Description: fish jumping out of rough water
Label Text: Like many American artists of his time, Dwight Tryon began to collect Japanese woodblock prints and Asian ceramics in the mid-1890s. He displayed works from his collection in his New York studio to draw artistic inspiration from them while painting landscapes. Tryon received occasional gifts of Asian art from his friend Charles Lang Freer, including this hanging scroll, which depicts a giant carp, along with two smaller ones, leaping out of the water. Formerly attributed to Recluse Wei (Weidaoren), a thirteenth-century painter renowned for his elaborate fish paintings, this scroll is most likely the work of an unknown but skillful artist of the fifteenth century. With its careful delineation of the scales of the carp and the waves of the water, this scroll exemplifies the subtle ink strokes and washes of the fish painting tradition of during the Ming dynasty.
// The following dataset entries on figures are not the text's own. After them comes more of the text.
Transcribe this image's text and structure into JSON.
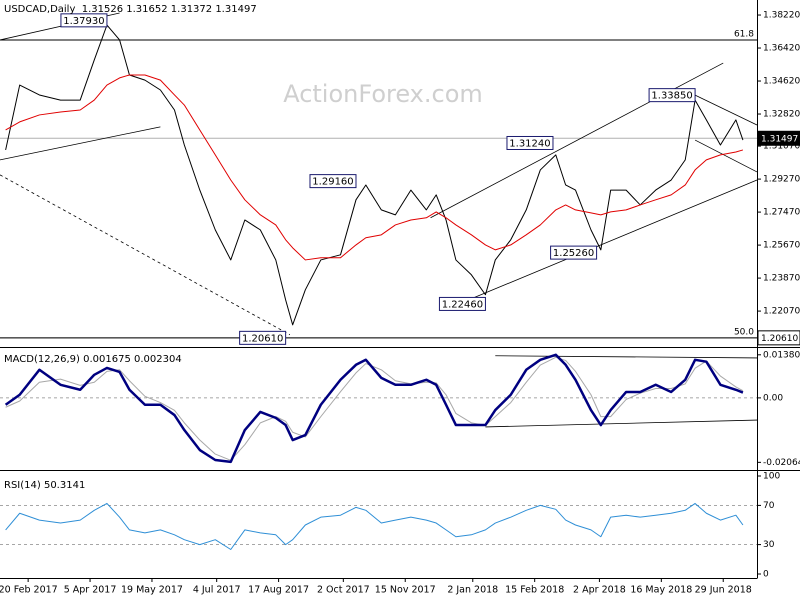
{
  "chart_data": [
    {
      "type": "line",
      "title": "USDCAD,Daily  1.31526 1.31652 1.31372 1.31497",
      "watermark": "ActionForex.com",
      "x": [
        "2017-02-04",
        "2017-02-14",
        "2017-02-28",
        "2017-03-15",
        "2017-03-29",
        "2017-04-08",
        "2017-04-17",
        "2017-04-26",
        "2017-05-03",
        "2017-05-14",
        "2017-05-25",
        "2017-06-04",
        "2017-06-11",
        "2017-06-22",
        "2017-07-03",
        "2017-07-14",
        "2017-07-24",
        "2017-08-04",
        "2017-08-15",
        "2017-08-22",
        "2017-08-27",
        "2017-09-05",
        "2017-09-16",
        "2017-09-30",
        "2017-10-11",
        "2017-10-18",
        "2017-10-29",
        "2017-11-08",
        "2017-11-19",
        "2017-11-30",
        "2017-12-07",
        "2017-12-14",
        "2017-12-21",
        "2018-01-01",
        "2018-01-11",
        "2018-01-18",
        "2018-01-29",
        "2018-02-09",
        "2018-02-19",
        "2018-03-02",
        "2018-03-09",
        "2018-03-16",
        "2018-03-27",
        "2018-04-03",
        "2018-04-10",
        "2018-04-21",
        "2018-05-01",
        "2018-05-12",
        "2018-05-23",
        "2018-06-02",
        "2018-06-09",
        "2018-06-17",
        "2018-06-27",
        "2018-07-08",
        "2018-07-13"
      ],
      "xlim": [
        "2017-01-31",
        "2018-07-23"
      ],
      "series": [
        {
          "color": "#000000",
          "width": 1,
          "values": [
            1.3086,
            1.344,
            1.3386,
            1.3358,
            1.3358,
            1.3577,
            1.3767,
            1.3686,
            1.3495,
            1.3467,
            1.3413,
            1.3304,
            1.3113,
            1.2867,
            1.265,
            1.2486,
            1.2704,
            1.265,
            1.2486,
            1.2268,
            1.2132,
            1.2323,
            1.2486,
            1.2514,
            1.2814,
            1.2895,
            1.2759,
            1.2732,
            1.2867,
            1.2759,
            1.2841,
            1.2704,
            1.2486,
            1.2405,
            1.2296,
            1.2486,
            1.2596,
            1.2759,
            1.2977,
            1.3059,
            1.2895,
            1.2867,
            1.265,
            1.2541,
            1.2867,
            1.2867,
            1.2786,
            1.2867,
            1.2922,
            1.3032,
            1.3358,
            1.325,
            1.3113,
            1.325,
            1.314
          ]
        },
        {
          "color": "#e00000",
          "width": 1,
          "values": [
            1.3195,
            1.3239,
            1.3277,
            1.3293,
            1.3304,
            1.3358,
            1.344,
            1.3479,
            1.3495,
            1.3495,
            1.3467,
            1.3386,
            1.3331,
            1.3195,
            1.3059,
            1.2922,
            1.2814,
            1.2732,
            1.2677,
            1.2596,
            1.2552,
            1.2486,
            1.2498,
            1.2498,
            1.2568,
            1.2607,
            1.2623,
            1.2677,
            1.2704,
            1.2716,
            1.2748,
            1.2716,
            1.2677,
            1.2623,
            1.2568,
            1.2541,
            1.2568,
            1.2623,
            1.2677,
            1.2759,
            1.2786,
            1.2759,
            1.2743,
            1.2732,
            1.2748,
            1.2759,
            1.2786,
            1.2814,
            1.2841,
            1.2895,
            1.2977,
            1.3032,
            1.3059,
            1.3075,
            1.3086
          ]
        }
      ],
      "ylim": [
        1.2022,
        1.3904
      ],
      "yticks": [
        {
          "value": 1.3822,
          "label": "1.38220"
        },
        {
          "value": 1.3642,
          "label": "1.36420"
        },
        {
          "value": 1.3462,
          "label": "1.34620"
        },
        {
          "value": 1.3282,
          "label": "1.32820"
        },
        {
          "value": 1.3107,
          "label": "1.31070"
        },
        {
          "value": 1.2927,
          "label": "1.29270"
        },
        {
          "value": 1.2747,
          "label": "1.27470"
        },
        {
          "value": 1.2567,
          "label": "1.25670"
        },
        {
          "value": 1.2387,
          "label": "1.23870"
        },
        {
          "value": 1.2207,
          "label": "1.22070"
        }
      ],
      "fib_levels": [
        {
          "value": 1.3686,
          "label": "61.8"
        },
        {
          "value": 1.2061,
          "label": "50.0"
        }
      ],
      "axis_markers": [
        {
          "value": 1.31497,
          "label": "1.31497"
        },
        {
          "value": 1.2061,
          "label": "1.20610"
        }
      ],
      "trendlines": [
        {
          "x": [
            "2017-01-31",
            "2017-04-26"
          ],
          "y": [
            1.3686,
            1.3833
          ],
          "dashed": false
        },
        {
          "x": [
            "2017-01-31",
            "2017-05-25"
          ],
          "y": [
            1.3032,
            1.3212
          ],
          "dashed": false
        },
        {
          "x": [
            "2017-01-31",
            "2017-08-25"
          ],
          "y": [
            1.295,
            1.2078
          ],
          "dashed": true
        },
        {
          "x": [
            "2017-12-03",
            "2018-06-29"
          ],
          "y": [
            1.2716,
            1.356
          ],
          "dashed": false
        },
        {
          "x": [
            "2017-12-30",
            "2018-07-23"
          ],
          "y": [
            1.2268,
            1.2922
          ],
          "dashed": false
        },
        {
          "x": [
            "2018-06-09",
            "2018-07-23"
          ],
          "y": [
            1.3385,
            1.3222
          ],
          "dashed": false
        },
        {
          "x": [
            "2018-06-09",
            "2018-07-23"
          ],
          "y": [
            1.314,
            1.2966
          ],
          "dashed": false
        }
      ],
      "annotations": [
        {
          "x": "2017-04-17",
          "value": 1.3793,
          "label": "1.37930"
        },
        {
          "x": "2017-08-22",
          "value": 1.2061,
          "label": "1.20610"
        },
        {
          "x": "2017-10-11",
          "value": 1.2916,
          "label": "1.29160"
        },
        {
          "x": "2018-01-11",
          "value": 1.2246,
          "label": "1.22460"
        },
        {
          "x": "2018-02-28",
          "value": 1.3124,
          "label": "1.31240"
        },
        {
          "x": "2018-03-31",
          "value": 1.2526,
          "label": "1.25260"
        },
        {
          "x": "2018-06-09",
          "value": 1.3385,
          "label": "1.33850"
        }
      ]
    },
    {
      "type": "line",
      "title": "MACD(12,26,9) 0.001675 0.002304",
      "x": [
        "2017-02-04",
        "2017-02-14",
        "2017-02-28",
        "2017-03-15",
        "2017-03-29",
        "2017-04-08",
        "2017-04-17",
        "2017-04-26",
        "2017-05-03",
        "2017-05-14",
        "2017-05-25",
        "2017-06-04",
        "2017-06-11",
        "2017-06-22",
        "2017-07-03",
        "2017-07-14",
        "2017-07-24",
        "2017-08-04",
        "2017-08-15",
        "2017-08-22",
        "2017-08-27",
        "2017-09-05",
        "2017-09-16",
        "2017-09-30",
        "2017-10-11",
        "2017-10-18",
        "2017-10-29",
        "2017-11-08",
        "2017-11-19",
        "2017-11-30",
        "2017-12-07",
        "2017-12-14",
        "2017-12-21",
        "2018-01-01",
        "2018-01-11",
        "2018-01-18",
        "2018-01-29",
        "2018-02-09",
        "2018-02-19",
        "2018-03-02",
        "2018-03-09",
        "2018-03-16",
        "2018-03-27",
        "2018-04-03",
        "2018-04-10",
        "2018-04-21",
        "2018-05-01",
        "2018-05-12",
        "2018-05-23",
        "2018-06-02",
        "2018-06-09",
        "2018-06-17",
        "2018-06-27",
        "2018-07-08",
        "2018-07-13"
      ],
      "xlim": [
        "2017-01-31",
        "2018-07-23"
      ],
      "series": [
        {
          "color": "#a8a8a8",
          "width": 1,
          "values": [
            -0.003,
            -0.001,
            0.005,
            0.006,
            0.004,
            0.005,
            0.0085,
            0.009,
            0.0055,
            0.0005,
            -0.0015,
            -0.004,
            -0.008,
            -0.0135,
            -0.018,
            -0.02,
            -0.015,
            -0.008,
            -0.006,
            -0.0075,
            -0.011,
            -0.0125,
            -0.006,
            0.002,
            0.008,
            0.011,
            0.009,
            0.0055,
            0.0045,
            0.005,
            0.0048,
            0.001,
            -0.005,
            -0.008,
            -0.0088,
            -0.006,
            -0.0015,
            0.005,
            0.0105,
            0.013,
            0.012,
            0.0085,
            0.001,
            -0.006,
            -0.006,
            -0.0005,
            0.0015,
            0.003,
            0.003,
            0.0045,
            0.0095,
            0.0118,
            0.007,
            0.0035,
            0.0023
          ]
        },
        {
          "color": "#000080",
          "width": 2.5,
          "values": [
            -0.0022,
            0.001,
            0.009,
            0.0042,
            0.0026,
            0.0074,
            0.0096,
            0.0083,
            0.0026,
            -0.0022,
            -0.0022,
            -0.0055,
            -0.0103,
            -0.0167,
            -0.0199,
            -0.0205,
            -0.0103,
            -0.0045,
            -0.0064,
            -0.0087,
            -0.0135,
            -0.0119,
            -0.0022,
            0.0058,
            0.0106,
            0.0122,
            0.0064,
            0.0042,
            0.0042,
            0.0058,
            0.0042,
            -0.0022,
            -0.0087,
            -0.0087,
            -0.0087,
            -0.0039,
            0.001,
            0.009,
            0.0122,
            0.0138,
            0.0106,
            0.0058,
            -0.0039,
            -0.0087,
            -0.0039,
            0.0019,
            0.0019,
            0.0042,
            0.0019,
            0.0058,
            0.0122,
            0.0116,
            0.0042,
            0.0026,
            0.0017
          ]
        }
      ],
      "ylim": [
        -0.02214,
        0.01534
      ],
      "yticks": [
        {
          "value": 0.013802,
          "label": "0.013802"
        },
        {
          "value": 0,
          "label": "0.00"
        },
        {
          "value": -0.020648,
          "label": "-0.020648"
        }
      ],
      "reference_lines": [
        0
      ],
      "trendlines": [
        {
          "x": [
            "2018-01-18",
            "2018-07-23"
          ],
          "y": [
            0.0135,
            0.0128
          ],
          "dashed": false
        },
        {
          "x": [
            "2018-01-11",
            "2018-07-23"
          ],
          "y": [
            -0.0093,
            -0.0071
          ],
          "dashed": false
        }
      ]
    },
    {
      "type": "line",
      "title": "RSI(14) 50.3141",
      "x": [
        "2017-02-04",
        "2017-02-14",
        "2017-02-28",
        "2017-03-15",
        "2017-03-29",
        "2017-04-08",
        "2017-04-17",
        "2017-04-26",
        "2017-05-03",
        "2017-05-14",
        "2017-05-25",
        "2017-06-04",
        "2017-06-11",
        "2017-06-22",
        "2017-07-03",
        "2017-07-14",
        "2017-07-24",
        "2017-08-04",
        "2017-08-15",
        "2017-08-22",
        "2017-08-27",
        "2017-09-05",
        "2017-09-16",
        "2017-09-30",
        "2017-10-11",
        "2017-10-18",
        "2017-10-29",
        "2017-11-08",
        "2017-11-19",
        "2017-11-30",
        "2017-12-07",
        "2017-12-14",
        "2017-12-21",
        "2018-01-01",
        "2018-01-11",
        "2018-01-18",
        "2018-01-29",
        "2018-02-09",
        "2018-02-19",
        "2018-03-02",
        "2018-03-09",
        "2018-03-16",
        "2018-03-27",
        "2018-04-03",
        "2018-04-10",
        "2018-04-21",
        "2018-05-01",
        "2018-05-12",
        "2018-05-23",
        "2018-06-02",
        "2018-06-09",
        "2018-06-17",
        "2018-06-27",
        "2018-07-08",
        "2018-07-13"
      ],
      "xlim": [
        "2017-01-31",
        "2018-07-23"
      ],
      "series": [
        {
          "color": "#2f8fd6",
          "width": 1,
          "values": [
            45,
            62,
            55,
            52,
            55,
            65,
            72,
            58,
            45,
            42,
            45,
            40,
            35,
            30,
            35,
            25,
            45,
            42,
            40,
            30,
            35,
            50,
            58,
            60,
            68,
            65,
            52,
            55,
            58,
            55,
            52,
            45,
            38,
            40,
            45,
            52,
            58,
            65,
            70,
            66,
            55,
            50,
            45,
            38,
            58,
            60,
            58,
            60,
            62,
            65,
            72,
            62,
            55,
            60,
            50
          ]
        }
      ],
      "ylim": [
        0,
        100
      ],
      "yticks": [
        100,
        70,
        30,
        0
      ],
      "reference_lines": [
        70,
        30
      ],
      "xticks": [
        {
          "value": "2017-02-20",
          "label": "20 Feb 2017"
        },
        {
          "value": "2017-04-05",
          "label": "5 Apr 2017"
        },
        {
          "value": "2017-05-19",
          "label": "19 May 2017"
        },
        {
          "value": "2017-07-04",
          "label": "4 Jul 2017"
        },
        {
          "value": "2017-08-17",
          "label": "17 Aug 2017"
        },
        {
          "value": "2017-10-02",
          "label": "2 Oct 2017"
        },
        {
          "value": "2017-11-15",
          "label": "15 Nov 2017"
        },
        {
          "value": "2018-01-02",
          "label": "2 Jan 2018"
        },
        {
          "value": "2018-02-15",
          "label": "15 Feb 2018"
        },
        {
          "value": "2018-04-02",
          "label": "2 Apr 2018"
        },
        {
          "value": "2018-05-16",
          "label": "16 May 2018"
        },
        {
          "value": "2018-06-29",
          "label": "29 Jun 2018"
        }
      ]
    }
  ]
}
Because the carp was considered an auspicious symbol of good luck and wealth, pictures of them were often used for household decoration or reciprocal gifts among friends in East Asia.
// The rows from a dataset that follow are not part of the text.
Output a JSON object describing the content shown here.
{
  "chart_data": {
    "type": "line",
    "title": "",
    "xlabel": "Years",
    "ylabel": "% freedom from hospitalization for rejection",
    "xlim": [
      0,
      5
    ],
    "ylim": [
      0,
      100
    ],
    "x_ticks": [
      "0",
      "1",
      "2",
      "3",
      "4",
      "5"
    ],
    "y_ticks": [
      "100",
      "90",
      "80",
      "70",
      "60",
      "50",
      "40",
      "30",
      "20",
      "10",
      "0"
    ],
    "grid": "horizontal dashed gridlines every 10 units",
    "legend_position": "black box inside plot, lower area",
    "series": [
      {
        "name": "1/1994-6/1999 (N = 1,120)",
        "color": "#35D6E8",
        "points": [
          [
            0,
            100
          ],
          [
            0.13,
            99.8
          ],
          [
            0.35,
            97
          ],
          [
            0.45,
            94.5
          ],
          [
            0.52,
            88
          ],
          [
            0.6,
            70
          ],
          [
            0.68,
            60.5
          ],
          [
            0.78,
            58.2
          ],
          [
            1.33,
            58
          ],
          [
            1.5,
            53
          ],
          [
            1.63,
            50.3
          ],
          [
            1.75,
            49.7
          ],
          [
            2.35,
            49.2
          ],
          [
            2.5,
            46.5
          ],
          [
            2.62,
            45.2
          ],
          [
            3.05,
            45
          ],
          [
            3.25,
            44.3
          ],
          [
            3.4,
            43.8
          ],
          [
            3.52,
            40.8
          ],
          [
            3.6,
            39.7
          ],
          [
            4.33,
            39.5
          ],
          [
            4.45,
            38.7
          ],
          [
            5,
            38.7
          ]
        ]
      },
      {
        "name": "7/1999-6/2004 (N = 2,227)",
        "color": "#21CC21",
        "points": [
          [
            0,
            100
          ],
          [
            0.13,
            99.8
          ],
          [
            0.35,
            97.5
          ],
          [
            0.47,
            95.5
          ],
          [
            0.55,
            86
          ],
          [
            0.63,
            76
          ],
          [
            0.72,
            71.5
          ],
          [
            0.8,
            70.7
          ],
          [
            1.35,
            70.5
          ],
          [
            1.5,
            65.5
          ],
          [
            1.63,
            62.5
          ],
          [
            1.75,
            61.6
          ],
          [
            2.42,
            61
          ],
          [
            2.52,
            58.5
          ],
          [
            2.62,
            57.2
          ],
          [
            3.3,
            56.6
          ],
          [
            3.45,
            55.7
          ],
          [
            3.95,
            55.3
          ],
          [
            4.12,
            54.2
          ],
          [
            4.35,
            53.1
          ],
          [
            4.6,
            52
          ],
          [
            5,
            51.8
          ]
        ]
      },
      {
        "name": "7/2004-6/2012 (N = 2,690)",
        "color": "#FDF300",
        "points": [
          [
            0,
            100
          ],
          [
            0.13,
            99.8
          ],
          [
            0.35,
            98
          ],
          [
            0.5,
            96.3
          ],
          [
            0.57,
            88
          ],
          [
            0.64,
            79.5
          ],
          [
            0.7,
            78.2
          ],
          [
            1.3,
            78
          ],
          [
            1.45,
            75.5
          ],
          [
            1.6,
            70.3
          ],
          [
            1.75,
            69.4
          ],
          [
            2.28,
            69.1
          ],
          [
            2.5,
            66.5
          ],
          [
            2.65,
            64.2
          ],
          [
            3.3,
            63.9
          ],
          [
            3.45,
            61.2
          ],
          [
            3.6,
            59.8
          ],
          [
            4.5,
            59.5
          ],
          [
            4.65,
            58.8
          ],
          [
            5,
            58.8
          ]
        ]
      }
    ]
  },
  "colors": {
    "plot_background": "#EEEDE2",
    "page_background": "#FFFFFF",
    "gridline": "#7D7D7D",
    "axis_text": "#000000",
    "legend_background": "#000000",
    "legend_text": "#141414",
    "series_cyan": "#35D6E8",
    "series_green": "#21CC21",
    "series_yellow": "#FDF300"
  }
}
Tryon was a lover of boating and fishing and often enjoyed summer outdoor activities on the coast of New England. Freer was undoubtedly aware of this, and the subject of the scroll made this an appropriate gift to his fisherman friend. Tryon gave this work to the Museum in 1921. The pioneering gesture of Freer to donate his whole collection to establish a national museum of Asian art for the public’s benefit must have inspired Tryon to do the same. In addition to giving works of Western art and a large gift of funds for the construction of a new museum building at Smith, Tryon also donated his entire Asian art collection to the College, including seventy-five Japanese woodblock prints and some eighty Asian ceramic and metal works.